2.3. Discussões Teóricas e Críticas
Esses recursos discutem a tensão entre transparência e hipermídia no contexto da IA generativa.
- Artigo: "The Ethics of AI Art":
- Link: [The Ethics of AI Art](https://www.artnews.com/art-in-america/features/ai-art-ethics-123467890/)
- Descrição: Um artigo que explora como a IA está mudando a criação artística, com foco na autoria e na mediação tecnológica.
- Livro: "Remediation: Understanding New Media" (Bolter e Grusin):
- Descrição: O livro original que introduz os conceitos de transparência e hipermídia, aplicáveis ao contexto da IA generativa.
Esses recursos nos ajudaram a ver como a IA generativa de imagens está sendo usada tanto para criar ferramentas transparentes e intuitivas quanto para explorar conscientemente a mediação tecnológica, questionando a autoria e a originalidade.
3. Remediação da Cultura Visual e da Autoria
A IA generativa de imagens desafia noções tradicionais de autoria e criatividade. No futuro, é provável que vejamos:
Colaboração entre humanos e máquinas: A IA será vista como uma ferramenta de cocriação, onde o artista humano define parâmetros e a IA gera possibilidades. Isso pode levar a novas formas de expressão artística que não seriam possíveis sem a intervenção da tecnologia.
Remediação de obras clássicas: A IA poderá ser usada para reinterpretar obras icônicas da história da arte, criando versões atualizadas ou adaptadas para contextos contemporâneos.
Questionamento da autenticidade: À medida que a IA se torna mais capaz de gerar imagens realistas, surgirão debates sobre o que é "real" e o que é "gerado", impactando campos como o jornalismo, a publicidade e a arte.
4. Impacto na Sociedade e na Cultura
A remediação da IA generativa de imagens também terá implicações sociais e culturais:
Democratização vs. elitização: Enquanto a IA pode democratizar a criação de imagens, também pode levar a uma elitização, onde aqueles com acesso a ferramentas mais avançadas ou a melhores modelos de IA terão uma vantagem criativa.
Desafios éticos: Questões como direitos autorais, deepfakes e a disseminação de desinformação visual se tornarão ainda mais urgentes, exigindo novas regulamentações e abordagens éticas.

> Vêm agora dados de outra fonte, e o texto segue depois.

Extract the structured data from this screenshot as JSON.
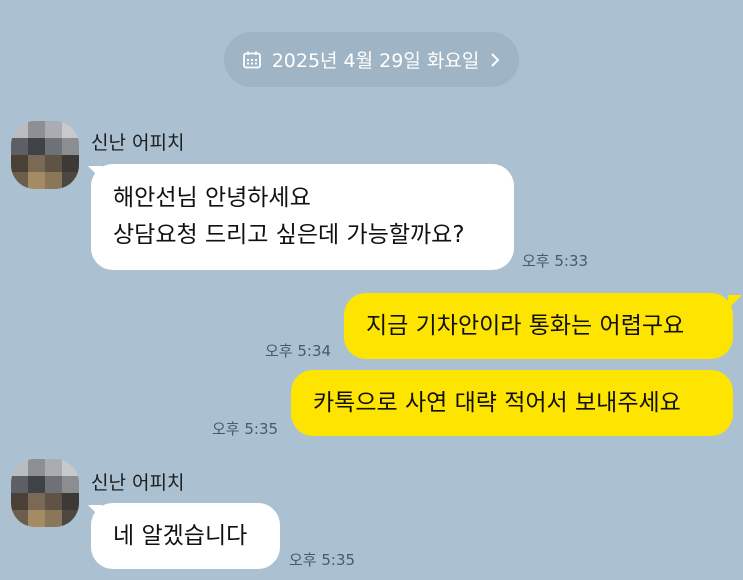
{
  "date_divider": {
    "label": "2025년 4월 29일 화요일",
    "icon": "calendar-icon",
    "chevron": "chevron-right-icon"
  },
  "colors": {
    "background": "#abc1d1",
    "incoming_bubble": "#ffffff",
    "outgoing_bubble": "#fee500",
    "date_pill": "#9fb5c6"
  },
  "messages": [
    {
      "sender": "신난 어피치",
      "lines": [
        "해안선님 안녕하세요",
        "상담요청 드리고 싶은데 가능할까요?"
      ],
      "time": "오후 5:33",
      "direction": "incoming"
    },
    {
      "lines": [
        "지금 기차안이라 통화는 어렵구요"
      ],
      "time": "오후 5:34",
      "direction": "outgoing"
    },
    {
      "lines": [
        "카톡으로 사연 대략 적어서 보내주세요"
      ],
      "time": "오후 5:35",
      "direction": "outgoing"
    },
    {
      "sender": "신난 어피치",
      "lines": [
        "네 알겠습니다"
      ],
      "time": "오후 5:35",
      "direction": "incoming"
    }
  ]
}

Transformação da educação artística: A educação em artes visuais pode se adaptar para incluir o uso criativo de ferramentas de IA, ensinando estudantes a colaborar com algoritmos em vez de apenas dominar técnicas tradicionais.
Conclusão
Seguindo a lógica de Bolter e Grusin, a remediação da IA generativa de imagens será um processo contínuo de apropriação, reformulação e reinterpretação de mídias anteriores, ao mesmo tempo em que desafiará e transformará nossas noções de autoria, criatividade e realidade. A IA não substituirá completamente as formas anteriores de criação visual, mas as integrará em um novo ecossistema midiático, onde o antigo e o novo coexistirão em constante diálogo.